Upper bounds are harder. Varying $p$ gives us about $x^2 / (2 \log x)$ chances with $p \leq x$, which roughly doubles the maximal expected lengths to about $2 \log_2 x$ and $2 \log_3 x$. We might be able to squeeze out a $\log \log x$ factor by looking at the first $p$ at which each of the first $n$ primes $2,3,5,\ldots$ is a quadratic (cubic) residue; if this $p$ is typically proportional to $n 2^n$ (resp. $n 3^n$) then we get consecutive quadratic (cubic) residues up to the $n$-th prime, which is about $n \log n$. Note that this trick is not applicable to "quadratic (cubic) non-residues".

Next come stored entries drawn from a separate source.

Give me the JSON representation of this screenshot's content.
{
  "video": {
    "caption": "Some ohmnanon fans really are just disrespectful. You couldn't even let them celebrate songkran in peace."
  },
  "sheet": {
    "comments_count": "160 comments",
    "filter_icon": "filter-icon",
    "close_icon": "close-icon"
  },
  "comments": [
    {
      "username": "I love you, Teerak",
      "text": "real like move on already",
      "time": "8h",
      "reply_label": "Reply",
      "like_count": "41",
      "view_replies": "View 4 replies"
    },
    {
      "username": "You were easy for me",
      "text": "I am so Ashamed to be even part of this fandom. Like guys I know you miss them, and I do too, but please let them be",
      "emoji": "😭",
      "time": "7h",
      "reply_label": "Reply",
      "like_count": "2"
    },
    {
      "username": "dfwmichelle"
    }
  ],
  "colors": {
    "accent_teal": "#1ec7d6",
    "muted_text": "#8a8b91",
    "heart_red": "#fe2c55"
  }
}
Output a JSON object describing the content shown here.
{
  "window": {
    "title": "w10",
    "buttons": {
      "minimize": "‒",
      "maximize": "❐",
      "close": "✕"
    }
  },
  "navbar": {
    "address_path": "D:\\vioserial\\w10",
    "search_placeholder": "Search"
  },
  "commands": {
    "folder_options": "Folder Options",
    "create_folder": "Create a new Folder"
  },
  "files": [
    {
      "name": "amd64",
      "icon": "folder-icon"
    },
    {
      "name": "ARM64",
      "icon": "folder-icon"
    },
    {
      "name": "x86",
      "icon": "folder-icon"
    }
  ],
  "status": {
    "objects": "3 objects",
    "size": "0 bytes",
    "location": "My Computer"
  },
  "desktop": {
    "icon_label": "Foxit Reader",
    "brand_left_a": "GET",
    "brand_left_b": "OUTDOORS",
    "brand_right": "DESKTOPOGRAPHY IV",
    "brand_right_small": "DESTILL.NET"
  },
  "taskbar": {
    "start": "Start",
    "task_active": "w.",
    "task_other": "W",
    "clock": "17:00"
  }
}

By the Burgess bounds (1963) on $\sum_{i=1}^n \chi(a+i)$, for each $\epsilon > 0$ there's an effective constant $C_\epsilon$ such that the number of consecutive quadratic or cubic residues $\bmod p$ is $< C_\epsilon p^{1/4 + \epsilon}$. This is surely very far from sharp for large $p$, though it's still more than enough to refute the guess of $\sim \frac12 \sqrt p$ (Bennett 1926) reported by Gerry Myerson.